Jockey Club racecourse manager John Ridley explained that intermittent heavy rain, followed by quick drying conditions – exactly like what happened over the past week – can have a “packing effect” on the track and leave it firmer than usual.
“And it is almost always favouring front runners when conditions are like this,” he said.
Ridley said the conditions for the 2010 Champions & Chater fixture were worse, but that he had never seen anything like Sunday's storm which “came out of nowhere”.
“We were actually tracking another storm, 20 minutes behind the one that hit, and it ended up missing the racecourse,” he said.

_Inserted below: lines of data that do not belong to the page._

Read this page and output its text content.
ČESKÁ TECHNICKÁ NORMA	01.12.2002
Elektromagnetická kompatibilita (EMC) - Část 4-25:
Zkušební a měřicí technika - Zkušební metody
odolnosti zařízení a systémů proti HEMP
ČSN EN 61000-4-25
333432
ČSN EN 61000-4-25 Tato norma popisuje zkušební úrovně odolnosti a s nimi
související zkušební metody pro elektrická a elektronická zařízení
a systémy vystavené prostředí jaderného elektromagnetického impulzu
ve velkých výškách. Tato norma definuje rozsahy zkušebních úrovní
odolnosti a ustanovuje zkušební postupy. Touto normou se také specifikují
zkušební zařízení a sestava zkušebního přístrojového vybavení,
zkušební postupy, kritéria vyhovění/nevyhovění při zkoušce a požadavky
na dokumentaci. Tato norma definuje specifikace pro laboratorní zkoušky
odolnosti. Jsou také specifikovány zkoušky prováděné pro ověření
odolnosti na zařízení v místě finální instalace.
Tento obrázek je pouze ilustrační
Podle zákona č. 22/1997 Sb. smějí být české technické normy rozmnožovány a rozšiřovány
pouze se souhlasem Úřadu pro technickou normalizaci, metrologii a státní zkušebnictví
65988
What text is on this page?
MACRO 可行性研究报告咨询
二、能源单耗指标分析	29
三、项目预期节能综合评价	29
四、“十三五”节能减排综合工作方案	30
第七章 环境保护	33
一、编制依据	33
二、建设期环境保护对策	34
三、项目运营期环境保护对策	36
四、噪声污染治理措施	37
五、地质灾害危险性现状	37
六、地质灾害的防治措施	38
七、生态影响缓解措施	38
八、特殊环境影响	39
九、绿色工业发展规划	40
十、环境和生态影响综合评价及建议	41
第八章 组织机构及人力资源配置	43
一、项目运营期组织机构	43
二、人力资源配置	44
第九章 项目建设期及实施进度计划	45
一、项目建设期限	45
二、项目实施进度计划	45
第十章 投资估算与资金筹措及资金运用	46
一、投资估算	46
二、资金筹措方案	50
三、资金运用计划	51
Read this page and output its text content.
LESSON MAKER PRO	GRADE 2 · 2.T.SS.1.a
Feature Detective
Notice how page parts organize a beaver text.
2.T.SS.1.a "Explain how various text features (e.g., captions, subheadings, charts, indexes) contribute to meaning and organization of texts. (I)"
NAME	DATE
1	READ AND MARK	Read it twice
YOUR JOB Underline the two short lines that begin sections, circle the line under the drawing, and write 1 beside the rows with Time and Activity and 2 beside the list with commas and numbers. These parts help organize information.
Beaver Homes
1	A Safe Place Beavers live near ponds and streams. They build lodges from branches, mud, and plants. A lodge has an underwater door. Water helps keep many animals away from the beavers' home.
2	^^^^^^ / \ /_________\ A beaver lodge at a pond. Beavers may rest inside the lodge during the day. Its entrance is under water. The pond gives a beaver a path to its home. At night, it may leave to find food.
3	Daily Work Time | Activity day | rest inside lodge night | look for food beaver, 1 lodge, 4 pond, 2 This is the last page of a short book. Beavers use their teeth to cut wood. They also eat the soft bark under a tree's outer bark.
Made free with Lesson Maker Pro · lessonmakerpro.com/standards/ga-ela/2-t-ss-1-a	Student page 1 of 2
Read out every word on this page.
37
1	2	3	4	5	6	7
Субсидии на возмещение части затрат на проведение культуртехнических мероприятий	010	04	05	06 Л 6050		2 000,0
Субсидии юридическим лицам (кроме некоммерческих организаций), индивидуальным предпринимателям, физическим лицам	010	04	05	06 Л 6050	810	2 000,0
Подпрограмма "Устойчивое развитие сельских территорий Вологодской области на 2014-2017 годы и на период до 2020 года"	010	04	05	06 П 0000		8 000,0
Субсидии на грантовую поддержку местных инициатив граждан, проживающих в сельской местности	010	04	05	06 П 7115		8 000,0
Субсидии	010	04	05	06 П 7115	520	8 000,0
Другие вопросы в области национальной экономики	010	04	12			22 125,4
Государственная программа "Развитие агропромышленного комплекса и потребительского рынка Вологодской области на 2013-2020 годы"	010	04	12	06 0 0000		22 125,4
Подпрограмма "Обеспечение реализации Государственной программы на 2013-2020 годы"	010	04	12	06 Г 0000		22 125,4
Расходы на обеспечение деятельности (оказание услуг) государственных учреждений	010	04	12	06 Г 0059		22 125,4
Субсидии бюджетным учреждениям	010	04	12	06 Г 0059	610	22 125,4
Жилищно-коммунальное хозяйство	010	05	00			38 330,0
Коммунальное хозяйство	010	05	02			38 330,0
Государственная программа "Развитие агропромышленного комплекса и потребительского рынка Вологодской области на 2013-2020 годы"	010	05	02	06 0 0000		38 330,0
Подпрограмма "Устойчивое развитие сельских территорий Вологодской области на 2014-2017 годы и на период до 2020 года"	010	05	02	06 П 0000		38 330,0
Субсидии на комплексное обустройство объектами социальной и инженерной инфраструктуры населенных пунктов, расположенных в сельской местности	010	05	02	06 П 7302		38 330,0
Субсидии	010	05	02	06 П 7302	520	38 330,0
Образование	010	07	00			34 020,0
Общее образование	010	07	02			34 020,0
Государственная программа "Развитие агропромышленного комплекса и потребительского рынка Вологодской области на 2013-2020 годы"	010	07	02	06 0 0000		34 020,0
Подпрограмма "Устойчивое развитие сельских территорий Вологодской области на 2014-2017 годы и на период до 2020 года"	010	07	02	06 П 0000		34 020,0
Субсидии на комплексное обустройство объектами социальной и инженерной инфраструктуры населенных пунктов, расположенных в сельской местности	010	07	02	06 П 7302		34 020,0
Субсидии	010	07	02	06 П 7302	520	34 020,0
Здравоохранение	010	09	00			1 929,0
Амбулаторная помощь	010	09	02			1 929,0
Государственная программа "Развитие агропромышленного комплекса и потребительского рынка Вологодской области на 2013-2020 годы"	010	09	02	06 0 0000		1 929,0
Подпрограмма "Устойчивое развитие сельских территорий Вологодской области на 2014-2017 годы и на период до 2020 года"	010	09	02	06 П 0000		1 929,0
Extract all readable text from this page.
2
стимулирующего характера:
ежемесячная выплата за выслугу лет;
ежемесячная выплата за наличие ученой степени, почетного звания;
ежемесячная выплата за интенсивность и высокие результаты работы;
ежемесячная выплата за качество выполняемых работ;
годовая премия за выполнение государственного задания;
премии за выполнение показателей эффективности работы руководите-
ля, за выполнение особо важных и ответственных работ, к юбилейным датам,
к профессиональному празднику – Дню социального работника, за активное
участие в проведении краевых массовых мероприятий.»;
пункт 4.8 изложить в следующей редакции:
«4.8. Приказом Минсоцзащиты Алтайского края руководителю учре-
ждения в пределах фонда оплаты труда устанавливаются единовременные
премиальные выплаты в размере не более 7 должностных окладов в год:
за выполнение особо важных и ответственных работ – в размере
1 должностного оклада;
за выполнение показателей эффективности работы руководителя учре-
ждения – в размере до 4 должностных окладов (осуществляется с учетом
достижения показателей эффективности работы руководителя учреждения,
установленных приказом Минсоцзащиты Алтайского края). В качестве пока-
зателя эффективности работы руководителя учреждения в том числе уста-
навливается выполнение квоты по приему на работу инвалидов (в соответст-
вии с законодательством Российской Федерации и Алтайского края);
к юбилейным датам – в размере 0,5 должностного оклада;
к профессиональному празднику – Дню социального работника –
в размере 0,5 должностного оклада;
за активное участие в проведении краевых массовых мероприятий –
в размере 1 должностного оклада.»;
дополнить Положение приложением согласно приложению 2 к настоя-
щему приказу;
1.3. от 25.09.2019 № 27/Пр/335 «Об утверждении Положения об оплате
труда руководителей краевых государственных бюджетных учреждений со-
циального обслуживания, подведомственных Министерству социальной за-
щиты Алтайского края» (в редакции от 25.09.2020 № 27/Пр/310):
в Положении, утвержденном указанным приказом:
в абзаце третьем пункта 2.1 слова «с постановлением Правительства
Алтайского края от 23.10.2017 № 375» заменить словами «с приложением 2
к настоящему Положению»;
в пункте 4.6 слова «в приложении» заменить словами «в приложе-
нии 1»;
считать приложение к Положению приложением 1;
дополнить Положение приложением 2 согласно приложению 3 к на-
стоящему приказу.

“This one just appeared and caught everybody off guard. The starters didn't even have time to run to their van and get raincoats.”
Of course the corresponding meeting to Sunday's rain-affected fixture would have been ATV Cup day, a raceday cursed with bad weather for years.
There was no ATV Cup this year as ATV has lost its broadcast licence, and the Class One in its place was instead run as the Wyndham Handicap, but it seems the wet weather curse of the second to last Sunday in May has lived on anyway.